この2つは名前こそ似ていますが、中身は全くの別物です。
どちらを選ぶかによって、毎年の固定資産税、不動産取得税、住宅ローン控除、さらには将来の相続税の額にまで甚大な影響が及びます。
「あの時、もう少しちゃんと調べておけばよかった…」と登記後に後悔される方を、私たちは数多く見てきました。
この記事では、年間多数の不動産登記をサポートしている土地家屋調査士の視点から、二世帯住宅における「区分登記」と「共有登記」の違いを徹底的に解説します。

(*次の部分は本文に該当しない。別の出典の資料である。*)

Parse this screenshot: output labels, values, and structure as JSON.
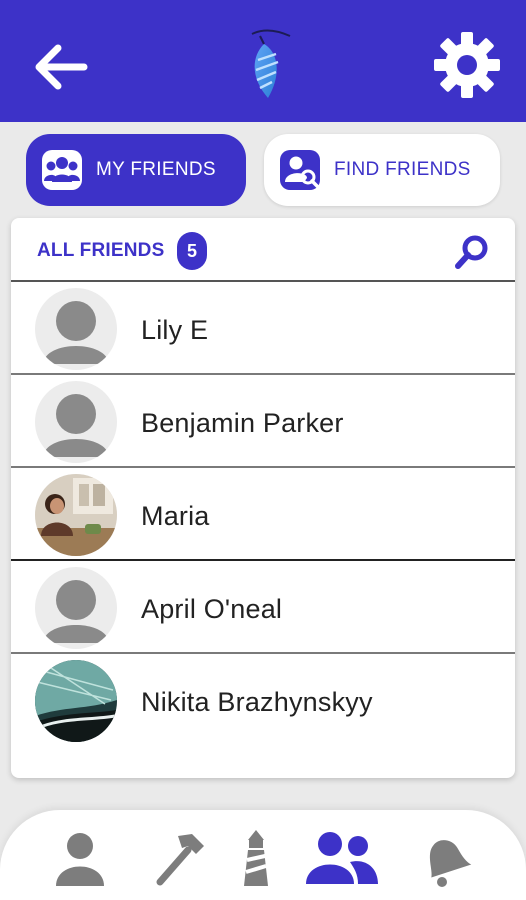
{
  "header": {
    "back_icon": "arrow-left-icon",
    "logo_icon": "feather-logo-icon",
    "settings_icon": "gear-icon"
  },
  "segments": {
    "my_friends": "MY FRIENDS",
    "find_friends": "FIND FRIENDS"
  },
  "friends_card": {
    "title": "ALL FRIENDS",
    "count": "5",
    "search_icon": "search-icon"
  },
  "friends": [
    {
      "name": "Lily E",
      "avatar": "default"
    },
    {
      "name": "Benjamin Parker",
      "avatar": "default"
    },
    {
      "name": "Maria",
      "avatar": "photo"
    },
    {
      "name": "April O'neal",
      "avatar": "default"
    },
    {
      "name": "Nikita Brazhynskyy",
      "avatar": "photo"
    }
  ],
  "bottom_nav": [
    "person-icon",
    "hammer-icon",
    "lighthouse-icon",
    "friends-icon",
    "bell-icon"
  ],
  "colors": {
    "accent": "#3d32c8",
    "icon_gray": "#7d7d7d"
  }
}
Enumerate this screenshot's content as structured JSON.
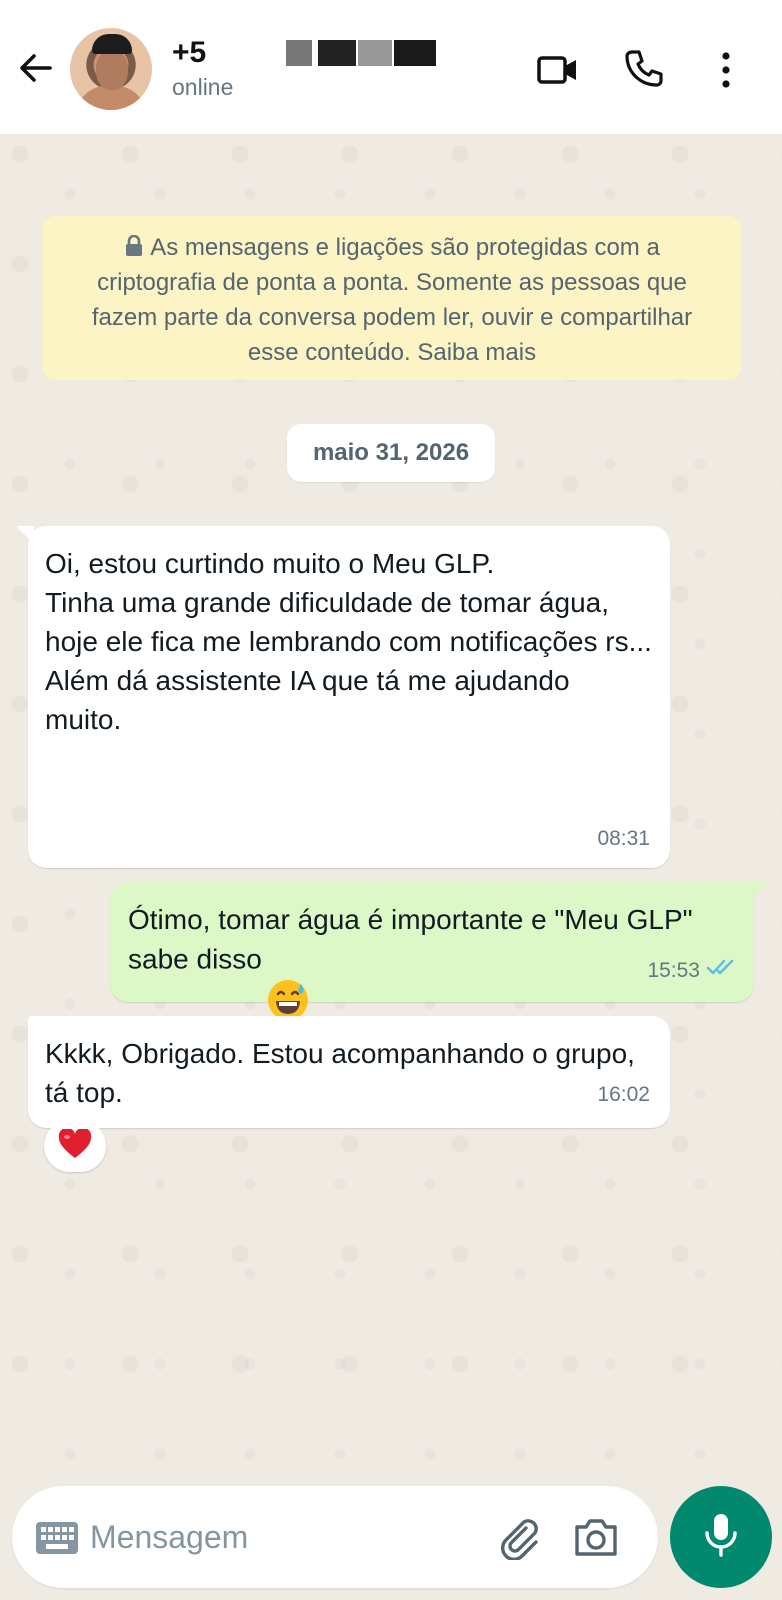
{
  "header": {
    "contact_name": "+5",
    "status": "online"
  },
  "chat": {
    "encryption_notice": "As mensagens e ligações são protegidas com a criptografia de ponta a ponta. Somente as pessoas que fazem parte da conversa podem ler, ouvir e compartilhar esse conteúdo. Saiba mais",
    "date_label": "maio 31, 2026",
    "messages": [
      {
        "direction": "incoming",
        "text": "Oi, estou curtindo muito o Meu GLP.\nTinha uma grande dificuldade de tomar água, hoje ele fica me lembrando com notificações rs...\nAlém dá assistente IA que tá me ajudando muito.",
        "time": "08:31"
      },
      {
        "direction": "outgoing",
        "text": "Ótimo,  tomar água é importante e \"Meu GLP\" sabe disso",
        "emoji": "grinning-sweat",
        "time": "15:53",
        "read": true
      },
      {
        "direction": "incoming",
        "text": "Kkkk, Obrigado. Estou acompanhando o grupo, tá top.",
        "time": "16:02",
        "reaction": "red-heart"
      }
    ]
  },
  "composer": {
    "placeholder": "Mensagem"
  },
  "colors": {
    "accent": "#00896f",
    "outgoing_bubble": "#dcf8c6",
    "read_ticks": "#53bdeb",
    "encryption_bg": "#fdf4c5"
  }
}
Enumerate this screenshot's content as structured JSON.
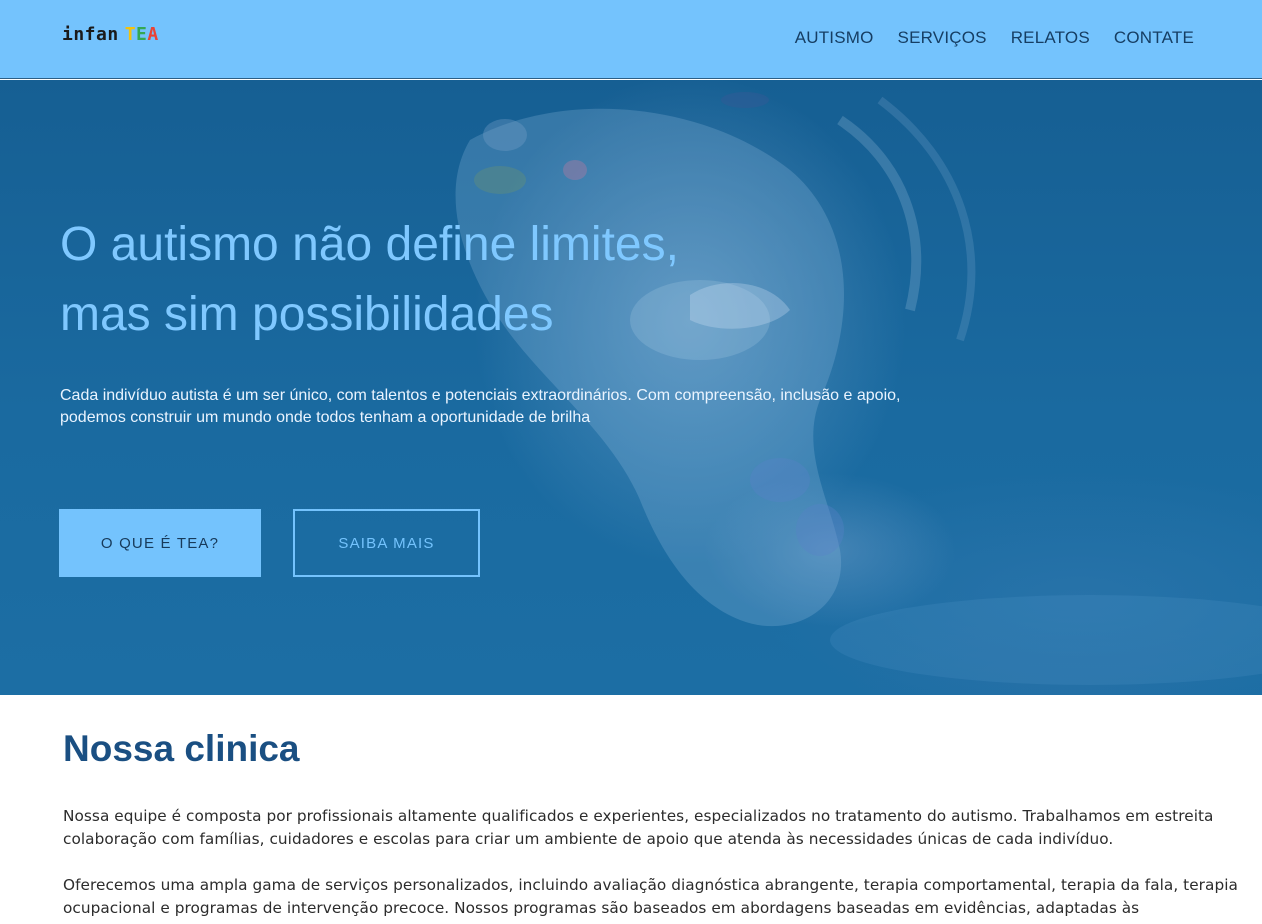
{
  "header": {
    "logo": {
      "word1": "infan",
      "letters": [
        {
          "char": "T",
          "color": "#f4c20d"
        },
        {
          "char": "E",
          "color": "#34a853"
        },
        {
          "char": "A",
          "color": "#ea4335"
        }
      ]
    },
    "nav": [
      {
        "label": "AUTISMO"
      },
      {
        "label": "SERVIÇOS"
      },
      {
        "label": "RELATOS"
      },
      {
        "label": "CONTATE"
      }
    ]
  },
  "hero": {
    "title_line1": "O autismo não define limites,",
    "title_line2": "mas sim possibilidades",
    "text": "Cada indivíduo autista é um ser único, com talentos e potenciais extraordinários. Com compreensão, inclusão e apoio, podemos construir um mundo onde todos tenham a oportunidade de brilha",
    "primary_button": "O QUE É TEA?",
    "secondary_button": "SAIBA MAIS"
  },
  "clinic": {
    "title": "Nossa clinica",
    "paragraph1": "Nossa equipe é composta por profissionais altamente qualificados e experientes, especializados no tratamento do autismo. Trabalhamos em estreita colaboração com famílias, cuidadores e escolas para criar um ambiente de apoio que atenda às necessidades únicas de cada indivíduo.",
    "paragraph2": "Oferecemos uma ampla gama de serviços personalizados, incluindo avaliação diagnóstica abrangente, terapia comportamental, terapia da fala, terapia ocupacional e programas de intervenção precoce. Nossos programas são baseados em abordagens baseadas em evidências, adaptadas às"
  },
  "colors": {
    "header_bg": "#74c3fd",
    "hero_bg": "#1a6aa0",
    "hero_title": "#7fc8ff",
    "section_title": "#1a4f82"
  }
}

最後までお読みいただければ、ご自身のライフプランに最適な登記方法を自信を持って判断できるようになるはずです。
目次
1. そもそも二世帯住宅の登記方法は3種類ある

前提として、二世帯住宅の登記方法には大きく分けて以下の3種類があります。
- 単独登記: 二世帯住宅を「1戸の建物」とみなし、親または子どちらか一方の名義で登記する方法です。シンプルですが、実際の資金負担者と名義人が異なる場合、贈与税のリスクが生じます。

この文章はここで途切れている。